Türkiye İşçi Sendikaları Konfederasyonu’nun 22. Olağan Genel Kurul toplantısında bir konuşma yapan Cumhurbaşkanı Erdoğan, Yeni Anayasa tartışmalarına değinerek, “Yeni Anayasa meselesi, aslında tam anlamıyla bir memleket meselesidir. Türkiye tarihinde ilk defa siyasetçilerin iradesiyle bir sivil Anayasa yapabileceği bir dönem açıldı. 1 Kasım’da önümüze açılan yeni dönemi, hep birlikte en iyi şekilde değerlendirmeli, fırsata çevirmeliyiz. Bu tarihî fırsatı değerlendirmek, ‘Yeni Anayasa’nın altında imzası olan herkese, sadece şeref kazandırır. Gelin bu şeref 26’ncı Dönem Meclis’ine, bu Meclis’te görev alan milletvekillerine nasip olsun” dedi.
Cumhurbaşkanı Recep Tayyip Erdoğan, Türkiye İşçi Sendikaları Konfederasyonu’nun (TÜRK-İŞ) 22’nci Genel Kurulu’na katıldı. Ankara Büyük Anadolu Otel’de gerçekleşen, konfederasyon bünyesindeki sendika temsilcilerinin ve yöneticilerinin katıldığı genel kurulda Cumhurbaşkanı Erdoğan bir konuşma yaptı.

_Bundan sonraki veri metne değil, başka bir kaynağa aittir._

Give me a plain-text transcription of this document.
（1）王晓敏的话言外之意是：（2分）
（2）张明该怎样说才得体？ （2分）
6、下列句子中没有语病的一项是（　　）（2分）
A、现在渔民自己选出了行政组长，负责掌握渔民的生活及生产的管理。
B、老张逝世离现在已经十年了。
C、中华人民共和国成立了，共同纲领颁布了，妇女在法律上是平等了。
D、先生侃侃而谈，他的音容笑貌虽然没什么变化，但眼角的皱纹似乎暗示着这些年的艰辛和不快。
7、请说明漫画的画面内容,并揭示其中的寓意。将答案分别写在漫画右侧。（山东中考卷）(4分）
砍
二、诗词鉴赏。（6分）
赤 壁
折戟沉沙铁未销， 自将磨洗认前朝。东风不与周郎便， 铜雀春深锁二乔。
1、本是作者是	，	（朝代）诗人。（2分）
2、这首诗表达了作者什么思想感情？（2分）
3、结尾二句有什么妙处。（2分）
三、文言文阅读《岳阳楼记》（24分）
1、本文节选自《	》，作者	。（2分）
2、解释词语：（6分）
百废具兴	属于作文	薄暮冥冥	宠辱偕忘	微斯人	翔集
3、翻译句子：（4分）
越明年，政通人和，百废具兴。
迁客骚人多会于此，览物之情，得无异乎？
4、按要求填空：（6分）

Gerçekleşen kurulun hayırlı olmasını dileyerek konuşmasına başlayan Cumhurbaşkanı Erdoğan, “Emekleriyle, alın terleriyle bu ülkenin gelişmesine, kalkınmasına, büyümesine, güçlenmesine katkıda bulunan işçi kardeşlerimin her birinin o pak alanlarından öpüyorum” dedi.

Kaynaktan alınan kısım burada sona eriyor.